6. Interface Declaration¶
Interfaces are abstract classes used to impose constraints on classes.
Just like classes, interfaces have attributes and reference slots (but no CPT).
Classes that implement interfaces must necessarily contain the attributes
and references slots specified in the interfaces. This mechanism is
particularly effective to easily define relations between classes as well
as multiple inheritance. For instance, interfaces are the key to define
dynamic Bayesian networks (2TBN) using PRMs. Actually, a 2TBN contains one
Bayesian network fragment for time slice t=0 and another fragment for
transitions between time slice t and t+1, for all t’s. Using the 2TBN means
copy/pasting the first fragment once, followed by (T-1) copy/pastes of the
second fragment, hence resulting in the creation of a Bayesian network over
time slices 0 to T. In the O3PRM language, we would naturally consider a
class B0
for the first fragment and a class Bt
for the second
one. As Bt
models the transition between time slices t0 and t1, some
attributes of Bt
should have parents in B0
(otherwise the
transitions never depend on the past, which makes the temporal nature of
the dynamic Bayesian network quite useless). But Bt
also models
the transition between time slices t1 and t2. As a result, the parents that
were located in B0
should now be in Bt
. So, at first sight, this
prevents specifying dynamic Bayesian networks using the O3PRM
language. Fortunately, interfaces enable this specification. Actually, in
Bt
, for the transition between t0 and t1, it is useless to know the
value of the CPT of the parents belonging to B0
, what is important is
just to know which attributes of B0
are needed as parents in
Bt
. Similarly, for the transition between time slices t1 and t2, the
only information needed in Bt
is to know which attributes of t1 are
used as parents in attributes of t2. As a consequence, if these parent
attributes are specified in an interface, and if B0
and Bt
implement this interface, both B0
and Bt
are constrained to include
these parent attributes and we just need to specify that, in Bt
, the
parents of the attributes at time t+1 are those contained in the
interface. Since the interface is the same for B0
and Bt
, when
instantiating these classes, the O3PRM interpreter will select
appropriately the parents. Here is the syntax to specify an interface:
<interface> ::= interface <word> [ extends <path> ] "{" <interface_elt> "}"

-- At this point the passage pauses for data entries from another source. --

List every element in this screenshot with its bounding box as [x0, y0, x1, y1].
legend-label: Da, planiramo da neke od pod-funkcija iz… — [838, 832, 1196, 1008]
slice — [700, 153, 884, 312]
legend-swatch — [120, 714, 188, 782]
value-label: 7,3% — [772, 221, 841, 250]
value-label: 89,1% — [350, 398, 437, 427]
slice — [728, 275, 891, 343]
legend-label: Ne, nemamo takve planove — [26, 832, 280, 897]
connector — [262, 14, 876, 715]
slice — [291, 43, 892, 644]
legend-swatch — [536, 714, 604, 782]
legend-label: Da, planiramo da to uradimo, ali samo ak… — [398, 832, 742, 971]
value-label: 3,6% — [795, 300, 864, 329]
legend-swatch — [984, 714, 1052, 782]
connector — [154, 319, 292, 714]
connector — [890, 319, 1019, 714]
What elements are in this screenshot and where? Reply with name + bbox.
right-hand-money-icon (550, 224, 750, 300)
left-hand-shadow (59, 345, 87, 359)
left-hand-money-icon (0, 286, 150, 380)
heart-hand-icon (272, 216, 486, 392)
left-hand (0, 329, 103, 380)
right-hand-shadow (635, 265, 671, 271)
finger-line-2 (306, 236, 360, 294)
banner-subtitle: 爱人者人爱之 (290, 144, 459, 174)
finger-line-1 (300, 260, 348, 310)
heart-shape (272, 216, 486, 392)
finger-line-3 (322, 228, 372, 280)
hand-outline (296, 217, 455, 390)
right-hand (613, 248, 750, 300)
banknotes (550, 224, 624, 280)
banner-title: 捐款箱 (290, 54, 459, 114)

<interface_elt> ::= <reference_slot> | <abstract_attr>
<reference_slot> ::= [internal] <word> [ "[" "]" ] <word> ";"
<abstract_attr> ::= <word> <word> ";"
Interface attributes are called abstract attributes because they do not have any CPT.
interface MyInterface {
boolean state;
}
class MyClass {
MyInterface iface;
boolean X dependson iface.state {
//iface.state==false | iface.state==true
[ 0.2, 0.7, // X==false
0.8, 0.3] // X==true
};
}
Interfaces can be used as reference slots types and are useful for defining
recursive relations (see the dynamic Bayesian network example described above).
Note the keyword implements
in the example below used to indicate that a
class implements an interface, i.e., that it declares all the latter’s
attributes and reference slots. Here, Base
and Step
correspond to
classes B0
and Bt
mentioned in the dynamic Bayesian network example
respectively. Note that attribute state
of Step
depends on the
attribute state
of Interface Iface
. As a consequence, when
instantiating, previous.state
can be either the state
attribute of
Class Base
or that of Class Step
.
interface Iface {
boolean state;
}
class Base implements Iface {
boolean state {[ 0.2, 0.8 ]};
}
class Step implements Iface {
Iface previous;
boolean state dependson previous.state {
false: 0.9, 0.1; // P(state|previous.state==false)
true: 0.2, 0.8; // P(state|previous.state==true)
};
}
System DynamicO3PRM {
Base base;
Step step_1;
step_1.previous = base;
Step step_2;
step_2.previous = step_1;
Step step_3;
step_3.previous = step_2;
// ...
}